El fabricante alemán ZF, uno de los grandes proveedores de componentes para la industria del automóvil, ha anunciado la suspensión de su división de bicicletas eléctricas tras la ruptura de su alianza estratégica con el fabricante Raymon Bicycles, que debía ser su principal socio comercial y de lanzamiento de producto.
La decisión se enmarca en una profunda reestructuración del grupo, en la que la rentabilidad a corto plazo se ha impuesto sobre la expansión en nichos como la micromovilidad.

Un proyecto prometedor que no llegó a consolidarse
La noticia, adelantada por Maillot Mag, confirma el repliegue de ZF de un segmento en el que había depositado grandes expectativas. Raymon, una marca conocida dentro del sector por sus bicicletas eléctricas y de montaña, era la clave para introducir en el mercado el motor CentriX, el corazón tecnológico del proyecto e-bike de ZF, y que se presentó por primera vez en Eurobike 2024.
El CentriX se concebía como un motor eléctrico para bicicletas de alto rendimiento: un sistema con 2,5 kg de peso, 90 Nm de par motor y 600 W de potencia pico en su versión inicial, que posteriormente fue actualizado para ofrecer 105 Nm y 750 W de potencia pico. Con ese rendimiento, la unidad estaba diseñada para competir directamente con sistemas consolidados de fabricantes como Bosch, Mahle o Shimano.
La visión de ZF iba más allá de un simple motor. Su ZF Bike Eco System integraba motor, baterías, unidades de control, conectividad en la nube y aplicación para fabricante y usuario. Raymon tenía previsto estrenar esta tecnología a principios de 2025 con su modelo de doble suspensión Tarok, visto ya en la feria Eurobike con un recorrido de 160 mm en la suspensión y una preparación orientada al uso Trail, aunque finalmente no llegó al mercado con el impulsor ZF.
Sin embargo, la salida de Raymon del proyecto ha dejado al sistema sin la “plataforma de validación” necesaria para su producción y distribución. La ruptura de la alianza, según diversas fuentes del sector, no fue motivada por negligencia de la marca de bicicletas, sino por decisiones internas del propio grupo ZF.

La financiación acaba con el proyecto
El abandono de la división de e-bikes se produce en el marco de un “Proyecto Verde” impulsado por ZF para reducir deuda y priorizar líneas de negocio que aporten beneficios más inmediatos. Tras la presentación del CentriX en 2024, la compañía ya había alertado de su intención de recortar hasta 14.000 empleos en Alemania hasta 2028 y reorientar recursos hacia la electrificación del automóvil y la optimización de sus actividades principales.
Además, otras divisiones de ZF relacionadas con la electrificación automotriz están siendo objeto de reestructuraciones y recortes de personal, como muestra la decisión previa de eliminar miles de puestos en la denominada Division E, que engloba tecnologías de propulsión electrificada.

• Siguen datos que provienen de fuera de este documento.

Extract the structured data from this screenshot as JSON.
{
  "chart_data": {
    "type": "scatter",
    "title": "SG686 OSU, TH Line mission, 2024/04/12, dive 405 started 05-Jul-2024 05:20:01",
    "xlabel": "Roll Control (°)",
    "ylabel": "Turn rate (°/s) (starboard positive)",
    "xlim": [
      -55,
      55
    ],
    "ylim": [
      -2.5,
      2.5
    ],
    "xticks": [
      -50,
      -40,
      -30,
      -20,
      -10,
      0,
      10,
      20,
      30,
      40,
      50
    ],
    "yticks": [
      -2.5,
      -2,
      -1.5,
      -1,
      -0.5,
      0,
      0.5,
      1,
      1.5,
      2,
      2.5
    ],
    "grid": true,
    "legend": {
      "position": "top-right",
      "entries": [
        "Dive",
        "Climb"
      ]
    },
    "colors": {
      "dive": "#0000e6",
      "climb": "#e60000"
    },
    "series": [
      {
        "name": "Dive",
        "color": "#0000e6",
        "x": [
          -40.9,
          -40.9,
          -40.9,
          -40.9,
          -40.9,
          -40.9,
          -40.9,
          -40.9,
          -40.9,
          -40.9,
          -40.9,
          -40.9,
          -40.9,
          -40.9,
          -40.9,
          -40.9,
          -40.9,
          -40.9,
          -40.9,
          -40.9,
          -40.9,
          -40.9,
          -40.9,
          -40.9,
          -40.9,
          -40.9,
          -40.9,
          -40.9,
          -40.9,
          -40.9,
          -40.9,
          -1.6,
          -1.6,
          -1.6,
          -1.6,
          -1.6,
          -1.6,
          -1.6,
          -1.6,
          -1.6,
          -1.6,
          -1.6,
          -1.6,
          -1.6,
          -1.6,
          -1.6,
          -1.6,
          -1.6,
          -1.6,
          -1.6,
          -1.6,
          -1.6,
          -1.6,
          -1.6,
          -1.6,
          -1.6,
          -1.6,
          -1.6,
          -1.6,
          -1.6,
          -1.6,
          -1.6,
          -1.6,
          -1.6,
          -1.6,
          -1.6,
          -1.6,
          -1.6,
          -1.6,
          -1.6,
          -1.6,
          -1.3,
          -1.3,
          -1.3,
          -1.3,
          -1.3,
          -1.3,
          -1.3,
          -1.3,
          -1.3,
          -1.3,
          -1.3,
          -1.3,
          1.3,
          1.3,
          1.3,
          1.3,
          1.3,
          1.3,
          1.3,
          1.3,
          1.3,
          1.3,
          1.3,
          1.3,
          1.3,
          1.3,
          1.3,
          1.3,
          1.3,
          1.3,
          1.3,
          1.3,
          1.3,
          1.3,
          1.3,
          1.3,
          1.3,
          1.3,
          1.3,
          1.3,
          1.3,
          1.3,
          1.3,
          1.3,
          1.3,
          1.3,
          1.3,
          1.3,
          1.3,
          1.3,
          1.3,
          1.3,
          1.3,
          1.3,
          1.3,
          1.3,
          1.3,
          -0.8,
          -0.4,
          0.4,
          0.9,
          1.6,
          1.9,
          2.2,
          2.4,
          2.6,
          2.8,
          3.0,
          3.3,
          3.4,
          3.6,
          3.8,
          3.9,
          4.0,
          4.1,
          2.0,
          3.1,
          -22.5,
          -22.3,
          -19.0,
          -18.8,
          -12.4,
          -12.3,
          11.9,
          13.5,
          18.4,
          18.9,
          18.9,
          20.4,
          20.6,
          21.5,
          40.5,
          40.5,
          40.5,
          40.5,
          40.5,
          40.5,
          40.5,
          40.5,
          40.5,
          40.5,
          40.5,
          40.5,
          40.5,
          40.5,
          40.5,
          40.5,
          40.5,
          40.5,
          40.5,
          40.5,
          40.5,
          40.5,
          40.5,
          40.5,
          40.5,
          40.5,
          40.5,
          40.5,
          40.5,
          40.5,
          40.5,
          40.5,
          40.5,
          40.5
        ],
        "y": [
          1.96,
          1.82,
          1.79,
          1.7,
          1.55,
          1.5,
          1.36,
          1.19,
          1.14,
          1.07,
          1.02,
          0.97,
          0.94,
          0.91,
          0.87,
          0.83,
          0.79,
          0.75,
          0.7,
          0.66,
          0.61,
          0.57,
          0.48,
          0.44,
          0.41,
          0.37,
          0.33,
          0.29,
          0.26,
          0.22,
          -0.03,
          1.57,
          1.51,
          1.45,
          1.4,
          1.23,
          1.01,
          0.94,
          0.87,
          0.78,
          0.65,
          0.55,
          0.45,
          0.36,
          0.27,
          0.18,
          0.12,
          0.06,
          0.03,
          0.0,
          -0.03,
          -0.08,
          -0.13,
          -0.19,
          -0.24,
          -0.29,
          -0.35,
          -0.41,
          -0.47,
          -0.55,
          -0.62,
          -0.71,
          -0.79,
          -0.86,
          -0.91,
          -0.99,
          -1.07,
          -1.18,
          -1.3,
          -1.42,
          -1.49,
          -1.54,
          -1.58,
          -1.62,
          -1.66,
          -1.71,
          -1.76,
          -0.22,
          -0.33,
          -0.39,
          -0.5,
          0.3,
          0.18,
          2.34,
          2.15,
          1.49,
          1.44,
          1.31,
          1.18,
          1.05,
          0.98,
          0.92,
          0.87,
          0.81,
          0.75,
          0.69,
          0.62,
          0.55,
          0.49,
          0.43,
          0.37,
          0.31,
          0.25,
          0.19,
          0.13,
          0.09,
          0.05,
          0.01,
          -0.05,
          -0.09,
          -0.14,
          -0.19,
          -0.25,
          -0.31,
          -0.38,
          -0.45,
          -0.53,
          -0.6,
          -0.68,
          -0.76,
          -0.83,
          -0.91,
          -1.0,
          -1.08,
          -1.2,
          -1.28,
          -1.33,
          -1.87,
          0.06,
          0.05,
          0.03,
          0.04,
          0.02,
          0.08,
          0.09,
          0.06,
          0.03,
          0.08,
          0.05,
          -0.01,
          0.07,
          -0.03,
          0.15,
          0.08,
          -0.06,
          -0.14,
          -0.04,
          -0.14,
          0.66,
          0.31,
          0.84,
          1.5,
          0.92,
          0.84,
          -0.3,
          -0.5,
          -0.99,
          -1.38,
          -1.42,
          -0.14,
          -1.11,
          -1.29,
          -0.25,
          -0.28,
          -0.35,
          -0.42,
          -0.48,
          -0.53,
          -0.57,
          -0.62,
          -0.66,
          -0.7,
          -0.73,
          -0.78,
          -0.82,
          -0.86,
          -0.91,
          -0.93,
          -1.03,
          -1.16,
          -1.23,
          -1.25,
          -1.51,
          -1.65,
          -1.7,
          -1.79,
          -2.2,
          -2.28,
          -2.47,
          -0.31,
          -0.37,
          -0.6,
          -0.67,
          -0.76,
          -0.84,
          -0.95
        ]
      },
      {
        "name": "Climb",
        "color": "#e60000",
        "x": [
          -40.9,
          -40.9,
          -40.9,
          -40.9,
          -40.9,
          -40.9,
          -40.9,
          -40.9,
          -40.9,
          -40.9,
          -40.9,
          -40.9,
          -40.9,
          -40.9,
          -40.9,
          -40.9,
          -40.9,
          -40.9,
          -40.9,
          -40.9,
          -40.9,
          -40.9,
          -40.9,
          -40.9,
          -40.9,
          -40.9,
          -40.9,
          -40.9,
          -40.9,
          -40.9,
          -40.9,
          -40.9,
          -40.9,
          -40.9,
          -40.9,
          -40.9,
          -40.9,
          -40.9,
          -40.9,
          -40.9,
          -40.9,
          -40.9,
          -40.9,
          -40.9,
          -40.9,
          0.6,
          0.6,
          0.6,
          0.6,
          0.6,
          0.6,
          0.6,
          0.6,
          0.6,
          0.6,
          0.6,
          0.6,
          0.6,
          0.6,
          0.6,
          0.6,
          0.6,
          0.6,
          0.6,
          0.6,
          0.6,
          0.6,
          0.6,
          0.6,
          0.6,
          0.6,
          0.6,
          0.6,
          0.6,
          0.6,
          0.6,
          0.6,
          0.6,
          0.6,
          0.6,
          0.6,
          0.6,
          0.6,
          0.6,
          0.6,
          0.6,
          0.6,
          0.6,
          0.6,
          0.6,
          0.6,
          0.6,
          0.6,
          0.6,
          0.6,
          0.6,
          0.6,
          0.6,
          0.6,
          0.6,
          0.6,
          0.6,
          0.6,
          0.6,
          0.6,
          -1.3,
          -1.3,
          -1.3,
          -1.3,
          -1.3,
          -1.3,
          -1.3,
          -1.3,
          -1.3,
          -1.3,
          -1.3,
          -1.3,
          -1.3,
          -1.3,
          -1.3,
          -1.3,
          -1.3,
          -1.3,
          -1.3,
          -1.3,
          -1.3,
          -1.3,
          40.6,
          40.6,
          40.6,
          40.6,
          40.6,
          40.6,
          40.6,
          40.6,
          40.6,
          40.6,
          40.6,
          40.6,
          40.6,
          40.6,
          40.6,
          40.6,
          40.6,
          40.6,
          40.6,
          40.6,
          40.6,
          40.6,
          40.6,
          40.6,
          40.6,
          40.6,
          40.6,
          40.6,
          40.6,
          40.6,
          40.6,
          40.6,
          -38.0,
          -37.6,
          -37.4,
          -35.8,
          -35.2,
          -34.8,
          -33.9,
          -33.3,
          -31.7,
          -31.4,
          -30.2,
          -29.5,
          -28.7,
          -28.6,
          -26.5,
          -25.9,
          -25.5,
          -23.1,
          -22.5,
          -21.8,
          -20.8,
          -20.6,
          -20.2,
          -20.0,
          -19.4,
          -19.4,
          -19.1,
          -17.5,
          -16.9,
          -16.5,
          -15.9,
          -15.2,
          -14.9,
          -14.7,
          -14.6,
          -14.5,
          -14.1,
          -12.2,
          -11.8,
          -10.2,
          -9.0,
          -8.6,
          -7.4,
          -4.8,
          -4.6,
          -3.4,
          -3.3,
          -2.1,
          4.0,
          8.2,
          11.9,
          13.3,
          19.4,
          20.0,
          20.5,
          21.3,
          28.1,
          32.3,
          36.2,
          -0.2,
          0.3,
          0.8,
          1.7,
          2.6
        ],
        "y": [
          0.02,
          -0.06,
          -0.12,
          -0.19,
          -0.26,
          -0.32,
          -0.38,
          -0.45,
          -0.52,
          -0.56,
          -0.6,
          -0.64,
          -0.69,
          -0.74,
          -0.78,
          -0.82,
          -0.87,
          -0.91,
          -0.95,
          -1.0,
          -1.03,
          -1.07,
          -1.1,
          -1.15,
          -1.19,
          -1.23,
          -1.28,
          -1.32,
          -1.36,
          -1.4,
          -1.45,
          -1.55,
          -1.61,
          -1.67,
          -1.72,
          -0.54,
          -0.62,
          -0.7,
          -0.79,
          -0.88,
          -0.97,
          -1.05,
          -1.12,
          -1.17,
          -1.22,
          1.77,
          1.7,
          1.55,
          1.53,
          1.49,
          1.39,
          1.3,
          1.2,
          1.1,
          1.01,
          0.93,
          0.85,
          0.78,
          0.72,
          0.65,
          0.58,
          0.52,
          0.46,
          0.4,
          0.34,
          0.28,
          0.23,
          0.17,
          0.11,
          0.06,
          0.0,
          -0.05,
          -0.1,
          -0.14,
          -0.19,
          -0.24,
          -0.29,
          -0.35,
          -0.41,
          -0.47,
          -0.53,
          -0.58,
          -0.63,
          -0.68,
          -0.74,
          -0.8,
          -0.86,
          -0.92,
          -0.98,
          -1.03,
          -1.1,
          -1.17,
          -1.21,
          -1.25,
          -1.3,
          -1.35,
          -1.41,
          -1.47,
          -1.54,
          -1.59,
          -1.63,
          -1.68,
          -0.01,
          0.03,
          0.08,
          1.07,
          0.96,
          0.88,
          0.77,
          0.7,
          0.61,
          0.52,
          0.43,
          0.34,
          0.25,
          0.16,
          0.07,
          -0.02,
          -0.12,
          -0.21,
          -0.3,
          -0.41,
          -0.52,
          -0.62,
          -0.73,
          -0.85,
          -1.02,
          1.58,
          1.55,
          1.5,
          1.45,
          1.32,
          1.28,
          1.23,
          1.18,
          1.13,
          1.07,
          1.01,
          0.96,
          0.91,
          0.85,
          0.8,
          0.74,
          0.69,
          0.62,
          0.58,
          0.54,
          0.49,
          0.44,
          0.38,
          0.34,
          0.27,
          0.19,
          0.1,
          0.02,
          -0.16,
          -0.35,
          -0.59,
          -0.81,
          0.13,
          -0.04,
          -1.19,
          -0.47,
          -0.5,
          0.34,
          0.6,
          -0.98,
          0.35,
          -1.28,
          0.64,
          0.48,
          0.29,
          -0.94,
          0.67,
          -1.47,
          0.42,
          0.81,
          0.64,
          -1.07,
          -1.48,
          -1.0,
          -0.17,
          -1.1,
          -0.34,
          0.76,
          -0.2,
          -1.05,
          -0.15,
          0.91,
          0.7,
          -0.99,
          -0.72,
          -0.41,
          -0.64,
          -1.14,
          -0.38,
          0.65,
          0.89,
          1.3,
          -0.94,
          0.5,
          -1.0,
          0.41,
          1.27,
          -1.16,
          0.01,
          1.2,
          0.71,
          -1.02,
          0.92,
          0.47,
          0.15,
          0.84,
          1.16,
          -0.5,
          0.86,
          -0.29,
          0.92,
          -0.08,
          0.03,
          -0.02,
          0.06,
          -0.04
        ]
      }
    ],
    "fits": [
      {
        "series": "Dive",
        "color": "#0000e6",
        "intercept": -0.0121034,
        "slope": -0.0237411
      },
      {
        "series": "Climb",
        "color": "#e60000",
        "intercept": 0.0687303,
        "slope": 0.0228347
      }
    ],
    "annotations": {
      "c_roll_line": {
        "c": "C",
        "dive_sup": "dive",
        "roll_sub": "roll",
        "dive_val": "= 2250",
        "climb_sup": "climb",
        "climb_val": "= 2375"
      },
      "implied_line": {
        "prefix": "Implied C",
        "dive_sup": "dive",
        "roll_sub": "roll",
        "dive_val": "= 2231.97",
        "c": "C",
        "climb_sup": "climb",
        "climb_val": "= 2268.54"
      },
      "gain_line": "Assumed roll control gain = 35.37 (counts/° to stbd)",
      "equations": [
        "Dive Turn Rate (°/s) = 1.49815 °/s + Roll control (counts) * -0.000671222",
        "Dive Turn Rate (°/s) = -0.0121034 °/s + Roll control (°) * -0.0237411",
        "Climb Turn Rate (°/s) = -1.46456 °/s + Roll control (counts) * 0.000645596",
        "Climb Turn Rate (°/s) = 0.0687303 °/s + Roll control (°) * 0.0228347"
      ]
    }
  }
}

El mercado europeo de bicicletas eléctricas ha sufrido una importante corrección en los últimos años, con un exceso de oferta, guerras de precios y una demanda más moderada tras el auge alimentado por la pandemia. Para un actor acostumbrado a los volúmenes y las economías de escala del sector automovilístico, mantener una red de soporte para bicicletas y e-bikes se ha convertido en un reto especialmente costoso y de márgenes ajustados.
Aunque ZF ha suspendido su actividad en e-bikes, la tecnología CentriX no queda necesariamente enterrada. Fuentes del sector sugieren que la propiedad intelectual y el desarrollo podrían estar en venta o en proceso de escisión para permitir que otra empresa más enfocada en el ciclismo retome el proyecto. Esto podría abrir la puerta a que el motor y la plataforma encuentren alojamiento bajo un nuevo paraguas corporativo.
Para Raymon Bicycles, la ruptura con ZF representa tanto una oportunidad como un desafío: por un lado, ha recuperado independencia en su desarrollo de productos; por otro, pierde el acceso a una tecnología diferenciadora que podría haber situado a la marca en un nuevo nivel de prestaciones. El futuro de Raymon y del propio CentriX ahora depende de cómo evolucione el mercado y de la capacidad de atraer socios o inversores dispuestos a asumir el relevo tecnológico.